QTaq DNA Polymerase Mix contains a robust, full-length Taq DNA Polymerase designed to keep you at the forefront of quantitative PCR (qPCR) technology. The mix includes a built-in hot start antibody, which guarantees increased specificity in each PCR reaction. Optimized for use with most qPCR detection methods and applications, our polymerase mix provides high sensitivity and reproducibility for qPCR and qRT-PCR (quantitative reverse transcriptase PCR) assays. For convenience, the QTaq PCR Buffer includes dNTPs, Mg2+, and ROX passive reference dye.
Taq polymerase is the premier choice for qPCR applications, whether real time or endpoint. It displays a robustness and sensitivity that ensure the optimal amplification of a variety of targets—including rare ones—from both cDNA and genomic templates, in both single and multiplex reaction formats. This is especially important when amplifying low-copy-number targets or complex templates.

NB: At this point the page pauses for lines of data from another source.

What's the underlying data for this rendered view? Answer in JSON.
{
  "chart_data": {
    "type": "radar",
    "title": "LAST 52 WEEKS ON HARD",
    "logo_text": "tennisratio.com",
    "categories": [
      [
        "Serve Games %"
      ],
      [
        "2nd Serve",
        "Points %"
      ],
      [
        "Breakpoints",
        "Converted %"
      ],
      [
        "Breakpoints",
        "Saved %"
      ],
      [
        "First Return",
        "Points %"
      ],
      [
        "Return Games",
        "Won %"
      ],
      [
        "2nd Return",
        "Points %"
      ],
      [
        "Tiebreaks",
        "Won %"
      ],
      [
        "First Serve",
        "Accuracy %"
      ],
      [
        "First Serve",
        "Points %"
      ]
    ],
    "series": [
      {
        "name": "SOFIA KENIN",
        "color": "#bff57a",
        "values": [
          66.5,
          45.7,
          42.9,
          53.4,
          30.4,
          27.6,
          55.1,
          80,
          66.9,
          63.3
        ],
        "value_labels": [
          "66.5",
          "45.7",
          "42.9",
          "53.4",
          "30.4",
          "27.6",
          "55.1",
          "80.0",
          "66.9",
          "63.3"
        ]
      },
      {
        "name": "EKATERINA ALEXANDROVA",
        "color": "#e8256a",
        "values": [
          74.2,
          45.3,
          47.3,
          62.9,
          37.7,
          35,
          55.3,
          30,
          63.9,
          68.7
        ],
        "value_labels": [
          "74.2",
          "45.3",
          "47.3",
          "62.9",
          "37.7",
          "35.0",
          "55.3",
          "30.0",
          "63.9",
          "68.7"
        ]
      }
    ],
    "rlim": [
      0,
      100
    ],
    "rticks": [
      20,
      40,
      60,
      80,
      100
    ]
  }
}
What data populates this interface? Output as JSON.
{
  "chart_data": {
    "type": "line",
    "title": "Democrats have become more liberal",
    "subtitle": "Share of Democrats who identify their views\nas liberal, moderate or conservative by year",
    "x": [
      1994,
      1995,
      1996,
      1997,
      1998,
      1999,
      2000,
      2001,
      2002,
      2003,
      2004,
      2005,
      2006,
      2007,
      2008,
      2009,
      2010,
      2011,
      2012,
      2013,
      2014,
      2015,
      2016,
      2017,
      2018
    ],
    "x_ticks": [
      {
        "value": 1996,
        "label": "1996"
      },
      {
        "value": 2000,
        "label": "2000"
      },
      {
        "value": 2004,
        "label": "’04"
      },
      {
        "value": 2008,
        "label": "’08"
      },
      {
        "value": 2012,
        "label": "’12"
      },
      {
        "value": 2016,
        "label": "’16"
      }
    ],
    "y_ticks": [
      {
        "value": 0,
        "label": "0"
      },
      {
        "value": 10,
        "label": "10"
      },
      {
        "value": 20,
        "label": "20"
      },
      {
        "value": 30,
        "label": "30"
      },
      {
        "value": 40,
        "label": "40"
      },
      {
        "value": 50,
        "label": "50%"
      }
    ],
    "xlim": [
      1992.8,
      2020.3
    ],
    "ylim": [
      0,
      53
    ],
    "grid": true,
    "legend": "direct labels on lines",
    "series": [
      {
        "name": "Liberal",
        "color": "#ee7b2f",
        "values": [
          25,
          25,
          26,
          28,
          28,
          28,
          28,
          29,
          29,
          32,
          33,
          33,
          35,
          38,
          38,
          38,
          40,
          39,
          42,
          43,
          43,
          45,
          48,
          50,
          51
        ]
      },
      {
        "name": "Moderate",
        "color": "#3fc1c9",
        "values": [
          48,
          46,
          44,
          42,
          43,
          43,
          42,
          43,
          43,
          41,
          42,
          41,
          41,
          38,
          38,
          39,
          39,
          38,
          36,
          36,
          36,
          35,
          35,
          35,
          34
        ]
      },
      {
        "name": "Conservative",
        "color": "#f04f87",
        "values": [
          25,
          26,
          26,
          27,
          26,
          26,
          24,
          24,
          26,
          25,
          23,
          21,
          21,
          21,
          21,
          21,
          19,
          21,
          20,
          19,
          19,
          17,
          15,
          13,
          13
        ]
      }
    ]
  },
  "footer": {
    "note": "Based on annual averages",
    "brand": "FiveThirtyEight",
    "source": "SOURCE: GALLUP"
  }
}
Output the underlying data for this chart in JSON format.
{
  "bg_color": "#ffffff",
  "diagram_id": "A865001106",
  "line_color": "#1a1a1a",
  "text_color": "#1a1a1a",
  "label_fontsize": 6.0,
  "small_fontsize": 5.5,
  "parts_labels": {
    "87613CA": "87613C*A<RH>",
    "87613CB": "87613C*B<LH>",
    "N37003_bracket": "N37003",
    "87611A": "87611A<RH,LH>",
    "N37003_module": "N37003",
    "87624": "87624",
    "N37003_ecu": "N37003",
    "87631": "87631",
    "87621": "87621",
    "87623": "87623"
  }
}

Hot Start Antibody Delivers High Specificity
By blocking polymerase activity during the initial PCR reaction set-up, our hot start system prevents the formation of primer dimers and other artifacts of low-level synthesis that can arise prior to thermal cycling. Our antibody-mediated hot start system also allows for higher specificity compared to other traditional Taq-based systems. This is particularly important when multiplexing two or more targets in the same reaction, or when quantifying with homogeneous fluorescence detection systems, such as SYBR Green I, that bind to all double-stranded DNA products (including primer-dimers and non-specific amplicons).